Evidence in the case showed that for years Epstein dispatched aides and associates to find teenage girls, many of them underage, to visit his Palm Beach home for “massages” that often involved sex acts. Epstein wound up with an 18-month sentence. He was cut loose five months early, and much of the time he did serve was under lax conditions in which he was on work-release during the day.
Marra’s 33-page ruling makes numerous mentions of Acosta’s direct involvement in the case, including his face-to-face negotiations with Epstein’s attorneys. Critics of the deal have said federal prosecutors were outmatched by Epstein’s well-connected, high-powered defense team, which included former independent counsel Ken Starr and Harvard Law professor Alan Dershowitz.
The Labor Department declined to comment on the judge’s ruling or the specifics of the case.
“For more than a decade, the actions of the office in this case have been defended by the Department of Justice in litigation across three administrations and several attorneys general,” a Labor spokesperson told POLITICO. “The office’s decisions were approved by departmental leadership and followed departmental procedures. This matter remains in litigation and, thus, for any further comment we refer you to the Department of Justice.”

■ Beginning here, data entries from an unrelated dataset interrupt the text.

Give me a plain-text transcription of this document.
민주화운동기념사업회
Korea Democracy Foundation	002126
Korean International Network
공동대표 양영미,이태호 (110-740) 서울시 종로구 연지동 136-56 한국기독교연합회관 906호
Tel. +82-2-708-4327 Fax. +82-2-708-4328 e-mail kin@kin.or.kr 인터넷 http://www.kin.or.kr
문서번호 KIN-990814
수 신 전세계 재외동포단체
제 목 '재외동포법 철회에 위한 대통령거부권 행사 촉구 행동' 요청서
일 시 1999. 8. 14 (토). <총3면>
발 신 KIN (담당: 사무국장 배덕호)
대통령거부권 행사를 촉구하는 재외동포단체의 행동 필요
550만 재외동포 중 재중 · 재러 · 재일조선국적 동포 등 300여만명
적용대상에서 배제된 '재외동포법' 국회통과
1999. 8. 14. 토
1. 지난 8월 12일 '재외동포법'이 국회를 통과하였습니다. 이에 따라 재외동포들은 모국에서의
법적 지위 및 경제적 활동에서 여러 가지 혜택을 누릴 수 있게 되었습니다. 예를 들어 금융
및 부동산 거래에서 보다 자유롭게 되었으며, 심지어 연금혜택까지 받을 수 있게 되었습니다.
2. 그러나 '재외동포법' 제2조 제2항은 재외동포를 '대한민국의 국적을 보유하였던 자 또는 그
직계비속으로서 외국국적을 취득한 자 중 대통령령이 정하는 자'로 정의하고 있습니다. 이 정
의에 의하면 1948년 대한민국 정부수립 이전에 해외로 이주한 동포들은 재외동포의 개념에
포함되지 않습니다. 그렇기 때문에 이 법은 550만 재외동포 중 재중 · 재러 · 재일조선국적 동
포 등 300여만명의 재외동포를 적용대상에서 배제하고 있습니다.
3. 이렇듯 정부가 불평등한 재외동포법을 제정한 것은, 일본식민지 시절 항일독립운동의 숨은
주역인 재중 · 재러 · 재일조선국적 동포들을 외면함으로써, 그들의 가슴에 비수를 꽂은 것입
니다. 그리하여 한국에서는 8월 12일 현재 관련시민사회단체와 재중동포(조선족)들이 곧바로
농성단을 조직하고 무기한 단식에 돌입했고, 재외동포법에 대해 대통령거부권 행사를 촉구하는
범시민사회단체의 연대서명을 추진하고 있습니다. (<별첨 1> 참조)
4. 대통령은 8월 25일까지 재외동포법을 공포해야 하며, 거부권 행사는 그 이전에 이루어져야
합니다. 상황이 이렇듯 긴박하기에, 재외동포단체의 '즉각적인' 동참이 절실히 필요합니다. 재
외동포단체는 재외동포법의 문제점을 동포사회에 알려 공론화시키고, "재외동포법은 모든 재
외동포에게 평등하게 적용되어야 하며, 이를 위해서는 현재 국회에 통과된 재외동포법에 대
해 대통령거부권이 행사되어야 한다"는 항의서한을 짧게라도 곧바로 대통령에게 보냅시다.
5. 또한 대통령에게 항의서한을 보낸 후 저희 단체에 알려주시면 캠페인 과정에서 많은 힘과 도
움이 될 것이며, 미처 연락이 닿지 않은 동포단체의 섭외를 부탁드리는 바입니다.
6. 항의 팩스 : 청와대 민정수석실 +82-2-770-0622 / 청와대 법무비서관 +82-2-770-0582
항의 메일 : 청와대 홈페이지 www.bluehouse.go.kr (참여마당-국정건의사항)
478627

Marra’s decision came in a lawsuit that some of Epstein’s victims filed in 2008 seeking to have the nonprosecution deal nullified because of the treatment of the victims. In the ruling Thursday, the judge left open the question of what remedy should be imposed for the prosecutors’ legal violation in their handling of the deal.
The basic facts of the case have been established for years, but a Miami Herald report last November, including videotaped interviews with some of Epstein’s victims, drew new attention to the episode and prompted Democratic lawmakers to demand an investigation.